這套不合轍不押韻的怪詩讓六爺暗暗偷笑,還什麽唐朝兩大天師所寫,都不如私塾裏五六歲的孩子寫的,《三字經》都比這強,“人之初,性本善,性相近,習相遠......”這個習相遠...往後是什麽六爺可記不住了,卡這習相遠上半天,阿文見他又低頭嘟嘟囔囔明白這是又在腦子走神不知道跑哪去了。阿文站起身來走到六爺身邊,狠狠掐了六爺胳膊一下,六爺劇痛哎喲一聲,這才回過神嗤牙咧嘴,阿文道:“這象裏講的明白,鳥無足就是個島字,山有月就是個崩字,這是說有島崩塌。”六爺右手在左手掌心一筆一劃的寫,邊寫邊點頭,“旭初升 人都哭是說日本國強大後周圍各族都痛哭不已,日本軍旗本是光芒四射的太陽,軍旗要是升起料想他人必會遭殃。”這句解的切,六爺又是點頭。

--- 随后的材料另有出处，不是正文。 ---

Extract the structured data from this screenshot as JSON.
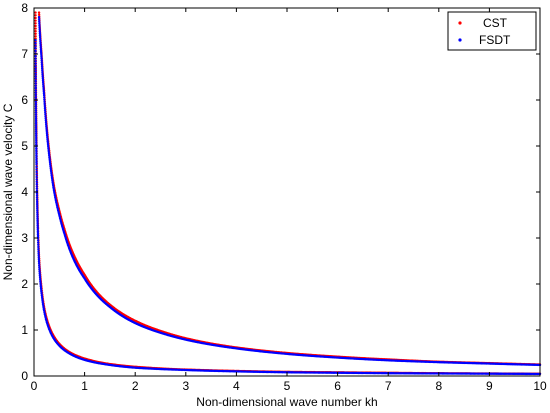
{
  "chart_data": {
    "type": "scatter",
    "xlabel": "Non-dimensional wave number kh",
    "ylabel": "Non-dimensional wave velocity C",
    "xlim": [
      0,
      10
    ],
    "ylim": [
      0,
      8
    ],
    "xticks": [
      0,
      1,
      2,
      3,
      4,
      5,
      6,
      7,
      8,
      9,
      10
    ],
    "yticks": [
      0,
      1,
      2,
      3,
      4,
      5,
      6,
      7,
      8
    ],
    "legend": "top-right",
    "grid": false,
    "series": [
      {
        "name": "CST",
        "color": "#ff0000",
        "branches": [
          {
            "x": [
              0.1,
              0.15,
              0.2,
              0.3,
              0.4,
              0.5,
              0.6,
              0.8,
              1.0,
              1.5,
              2.0,
              2.5,
              3,
              4,
              5,
              6,
              7,
              8,
              9,
              10
            ],
            "y": [
              7.9,
              7.0,
              6.2,
              4.9,
              4.1,
              3.6,
              3.2,
              2.6,
              2.2,
              1.55,
              1.2,
              0.98,
              0.82,
              0.62,
              0.5,
              0.42,
              0.36,
              0.31,
              0.28,
              0.25
            ]
          },
          {
            "x": [
              0.03,
              0.05,
              0.08,
              0.1,
              0.15,
              0.2,
              0.3,
              0.4,
              0.5,
              0.7,
              1.0,
              1.5,
              2,
              3,
              4,
              5,
              6,
              7,
              8,
              9,
              10
            ],
            "y": [
              7.9,
              5.0,
              3.2,
              2.6,
              1.9,
              1.5,
              1.08,
              0.85,
              0.7,
              0.52,
              0.38,
              0.26,
              0.2,
              0.14,
              0.11,
              0.09,
              0.08,
              0.07,
              0.06,
              0.055,
              0.05
            ]
          }
        ]
      },
      {
        "name": "FSDT",
        "color": "#0000ff",
        "branches": [
          {
            "x": [
              0.1,
              0.15,
              0.2,
              0.3,
              0.4,
              0.5,
              0.6,
              0.8,
              1.0,
              1.5,
              2.0,
              2.5,
              3,
              4,
              5,
              6,
              7,
              8,
              9,
              10
            ],
            "y": [
              7.8,
              6.9,
              6.1,
              4.8,
              4.0,
              3.5,
              3.1,
              2.5,
              2.12,
              1.5,
              1.15,
              0.94,
              0.79,
              0.6,
              0.48,
              0.4,
              0.34,
              0.3,
              0.27,
              0.24
            ]
          },
          {
            "x": [
              0.03,
              0.05,
              0.08,
              0.1,
              0.15,
              0.2,
              0.3,
              0.4,
              0.5,
              0.7,
              1.0,
              1.5,
              2,
              3,
              4,
              5,
              6,
              7,
              8,
              9,
              10
            ],
            "y": [
              7.3,
              4.6,
              3.0,
              2.45,
              1.8,
              1.42,
              1.02,
              0.8,
              0.66,
              0.49,
              0.35,
              0.24,
              0.18,
              0.13,
              0.1,
              0.08,
              0.07,
              0.06,
              0.055,
              0.05,
              0.045
            ]
          }
        ]
      }
    ]
  }
}
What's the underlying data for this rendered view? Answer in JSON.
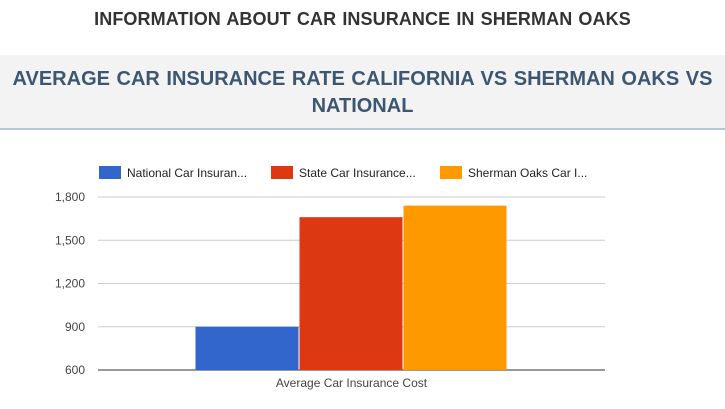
{
  "page": {
    "heading": "INFORMATION ABOUT CAR INSURANCE IN SHERMAN OAKS",
    "chart_heading_line1": "AVERAGE CAR INSURANCE RATE CALIFORNIA VS SHERMAN OAKS VS",
    "chart_heading_line2": "NATIONAL"
  },
  "colors": {
    "national": "#3366cc",
    "state": "#dc3912",
    "sherman_oaks": "#ff9900",
    "grid": "#cccccc",
    "axis_text": "#444444"
  },
  "chart_data": {
    "type": "bar",
    "categories": [
      "Average Car Insurance Cost"
    ],
    "series": [
      {
        "name": "National Car Insuran...",
        "values": [
          900
        ]
      },
      {
        "name": "State Car Insurance...",
        "values": [
          1660
        ]
      },
      {
        "name": "Sherman Oaks Car I...",
        "values": [
          1740
        ]
      }
    ],
    "y_ticks": [
      "600",
      "900",
      "1,200",
      "1,500",
      "1,800"
    ],
    "ylim": [
      600,
      1800
    ],
    "legend_position": "top",
    "grid": true
  }
}
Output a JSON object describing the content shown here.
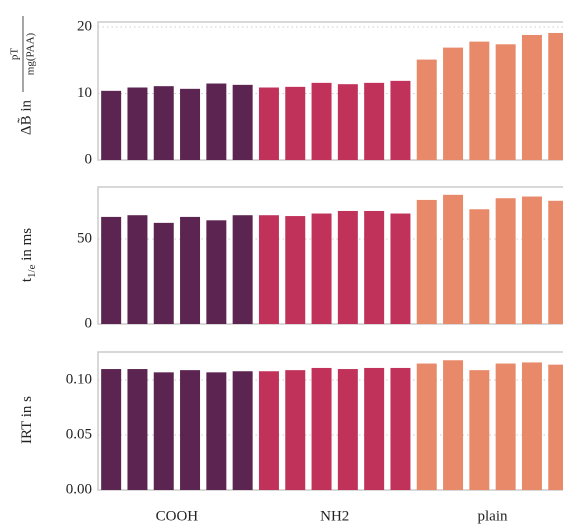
{
  "chart_data": [
    {
      "type": "bar",
      "ylabel": {
        "main": "ΔB̃ in",
        "numerator": "pT",
        "denominator": "mg(PAA)"
      },
      "colors": [
        "#5c2451",
        "#c0325a",
        "#e8896a"
      ],
      "values": [
        [
          10.4,
          10.9,
          11.1,
          10.7,
          11.5,
          11.3
        ],
        [
          10.9,
          11.0,
          11.6,
          11.4,
          11.6,
          11.9
        ],
        [
          15.1,
          16.9,
          17.8,
          17.4,
          18.8,
          19.1
        ]
      ],
      "ylim": [
        0,
        20.75
      ],
      "yticks": [
        0,
        10,
        20
      ],
      "grid": true
    },
    {
      "type": "bar",
      "ylabel": {
        "main": "t",
        "sub": "1/e",
        "rest": " in ms"
      },
      "colors": [
        "#5c2451",
        "#c0325a",
        "#e8896a"
      ],
      "values": [
        [
          63,
          64,
          59.5,
          63,
          61,
          64
        ],
        [
          64,
          63.5,
          65,
          66.5,
          66.5,
          65
        ],
        [
          73,
          76,
          67.5,
          74,
          75,
          72.5
        ]
      ],
      "ylim": [
        0,
        80.6
      ],
      "yticks": [
        0,
        50
      ],
      "grid": true
    },
    {
      "type": "bar",
      "ylabel": {
        "main": "IRT in s"
      },
      "categories": [
        "COOH",
        "NH2",
        "plain"
      ],
      "colors": [
        "#5c2451",
        "#c0325a",
        "#e8896a"
      ],
      "values": [
        [
          0.11,
          0.11,
          0.107,
          0.109,
          0.107,
          0.108
        ],
        [
          0.108,
          0.109,
          0.111,
          0.11,
          0.111,
          0.111
        ],
        [
          0.115,
          0.118,
          0.109,
          0.115,
          0.116,
          0.114
        ]
      ],
      "ylim": [
        0,
        0.1255
      ],
      "yticks": [
        {
          "value": 0,
          "label": "0.00"
        },
        {
          "value": 0.05,
          "label": "0.05"
        },
        {
          "value": 0.1,
          "label": "0.10"
        }
      ],
      "grid": true
    }
  ]
}
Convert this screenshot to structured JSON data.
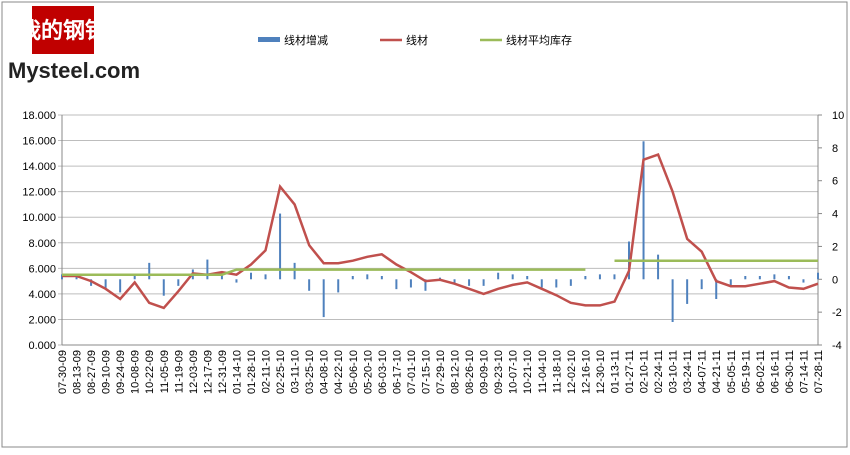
{
  "logo": {
    "cn": "我的钢铁",
    "en": "Mysteel.com"
  },
  "chart_data": {
    "type": "combo",
    "categories": [
      "07-30-09",
      "08-13-09",
      "08-27-09",
      "09-10-09",
      "09-24-09",
      "10-08-09",
      "10-22-09",
      "11-05-09",
      "11-19-09",
      "12-03-09",
      "12-17-09",
      "12-31-09",
      "01-14-10",
      "01-28-10",
      "02-11-10",
      "02-25-10",
      "03-11-10",
      "03-25-10",
      "04-08-10",
      "04-22-10",
      "05-06-10",
      "05-20-10",
      "06-03-10",
      "06-17-10",
      "07-01-10",
      "07-15-10",
      "07-29-10",
      "08-12-10",
      "08-26-10",
      "09-09-10",
      "09-23-10",
      "10-07-10",
      "10-21-10",
      "11-04-10",
      "11-18-10",
      "12-02-10",
      "12-16-10",
      "12-30-10",
      "01-13-11",
      "01-27-11",
      "02-10-11",
      "02-24-11",
      "03-10-11",
      "03-24-11",
      "04-07-11",
      "04-21-11",
      "05-05-11",
      "05-19-11",
      "06-02-11",
      "06-16-11",
      "06-30-11",
      "07-14-11",
      "07-28-11"
    ],
    "series": [
      {
        "name": "线材增减",
        "kind": "bar",
        "axis": "y2",
        "color": "#4f81bd",
        "values": [
          0.3,
          0.2,
          -0.4,
          -0.6,
          -0.8,
          0.2,
          1.0,
          -1.0,
          -0.4,
          0.6,
          1.2,
          0.4,
          -0.2,
          0.4,
          0.3,
          4.0,
          1.0,
          -0.7,
          -2.3,
          -0.8,
          0.2,
          0.3,
          0.2,
          -0.6,
          -0.5,
          -0.7,
          0.1,
          -0.3,
          -0.4,
          -0.4,
          0.4,
          0.3,
          0.2,
          -0.5,
          -0.5,
          -0.4,
          0.2,
          0.3,
          0.3,
          2.3,
          8.4,
          1.5,
          -2.6,
          -1.5,
          -0.6,
          -1.2,
          -0.4,
          0.2,
          0.2,
          0.3,
          0.2,
          -0.2,
          0.4
        ]
      },
      {
        "name": "线材",
        "kind": "line",
        "axis": "y",
        "color": "#c0504d",
        "values": [
          5.4,
          5.4,
          5.0,
          4.4,
          3.6,
          4.9,
          3.3,
          2.9,
          4.2,
          5.6,
          5.5,
          5.7,
          5.5,
          6.3,
          7.4,
          12.4,
          11.0,
          7.8,
          6.4,
          6.4,
          6.6,
          6.9,
          7.1,
          6.3,
          5.7,
          5.0,
          5.1,
          4.8,
          4.4,
          4.0,
          4.4,
          4.7,
          4.9,
          4.4,
          3.9,
          3.3,
          3.1,
          3.1,
          3.4,
          5.8,
          14.5,
          14.9,
          12.0,
          8.3,
          7.3,
          5.0,
          4.6,
          4.6,
          4.8,
          5.0,
          4.5,
          4.4,
          4.8
        ]
      },
      {
        "name": "线材平均库存",
        "kind": "line",
        "axis": "y",
        "color": "#9bbb59",
        "values": [
          5.5,
          5.5,
          5.5,
          5.5,
          5.5,
          5.5,
          5.5,
          5.5,
          5.5,
          5.5,
          5.5,
          5.5,
          5.9,
          5.9,
          5.9,
          5.9,
          5.9,
          5.9,
          5.9,
          5.9,
          5.9,
          5.9,
          5.9,
          5.9,
          5.9,
          5.9,
          5.9,
          5.9,
          5.9,
          5.9,
          5.9,
          5.9,
          5.9,
          5.9,
          5.9,
          5.9,
          5.9,
          null,
          6.6,
          6.6,
          6.6,
          6.6,
          6.6,
          6.6,
          6.6,
          6.6,
          6.6,
          6.6,
          6.6,
          6.6,
          6.6,
          6.6,
          6.6
        ]
      }
    ],
    "ylim": [
      0,
      18
    ],
    "yticks": [
      {
        "value": 0,
        "label": "0.000"
      },
      {
        "value": 2,
        "label": "2.000"
      },
      {
        "value": 4,
        "label": "4.000"
      },
      {
        "value": 6,
        "label": "6.000"
      },
      {
        "value": 8,
        "label": "8.000"
      },
      {
        "value": 10,
        "label": "10.000"
      },
      {
        "value": 12,
        "label": "12.000"
      },
      {
        "value": 14,
        "label": "14.000"
      },
      {
        "value": 16,
        "label": "16.000"
      },
      {
        "value": 18,
        "label": "18.000"
      }
    ],
    "y2lim": [
      -4,
      10
    ],
    "y2ticks": [
      -4,
      -2,
      0,
      2,
      4,
      6,
      8,
      10
    ],
    "grid": true
  }
}
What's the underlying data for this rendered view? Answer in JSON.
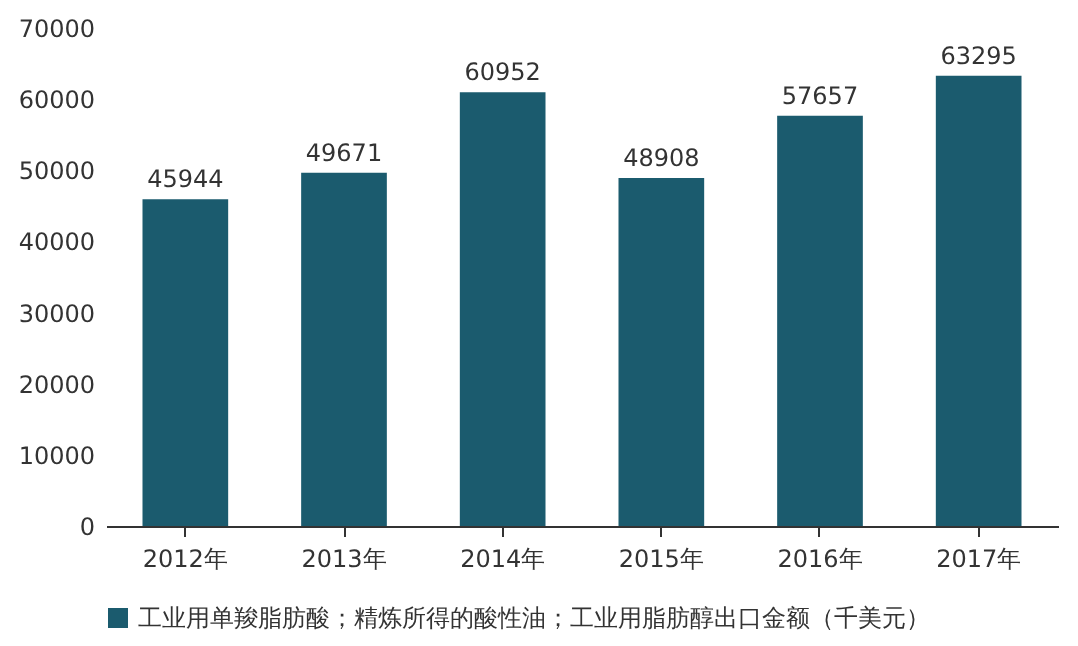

“十二月中氣不和,這句是說一年中間失了和氣,必生戰端,年中為農曆六月,正是陽曆七月,盧溝橋一戰正是此時。”啊呀,六爺慢慢來了精神,真是這麽回事啊,這倆國師不白給有兩下子,心中開始敬佩。“南山有雀 北山羅,這是說南邊有偽政權汪精衛,精衛為雀,北麵有偽滿洲國的愛新覺羅,取了個羅字。”嗯,是這碼回事:“一朝聽得金雞叫 大海沉沉日已過,金雞啼鳴之時就是雞年,也就是1945,大海沉沉是說海麵駭浪平息,那升起的旭日已沉西山,日本不就完了嗎。”六爺哢吧著眼睛努力開動全部腦筋,把這套詩前前後後串聯了一遍,如果真如書中所言,這滿洲國真挺不了三十二年,不但阿文的願還不了,自己個兒這從二品也做不了一輩子了。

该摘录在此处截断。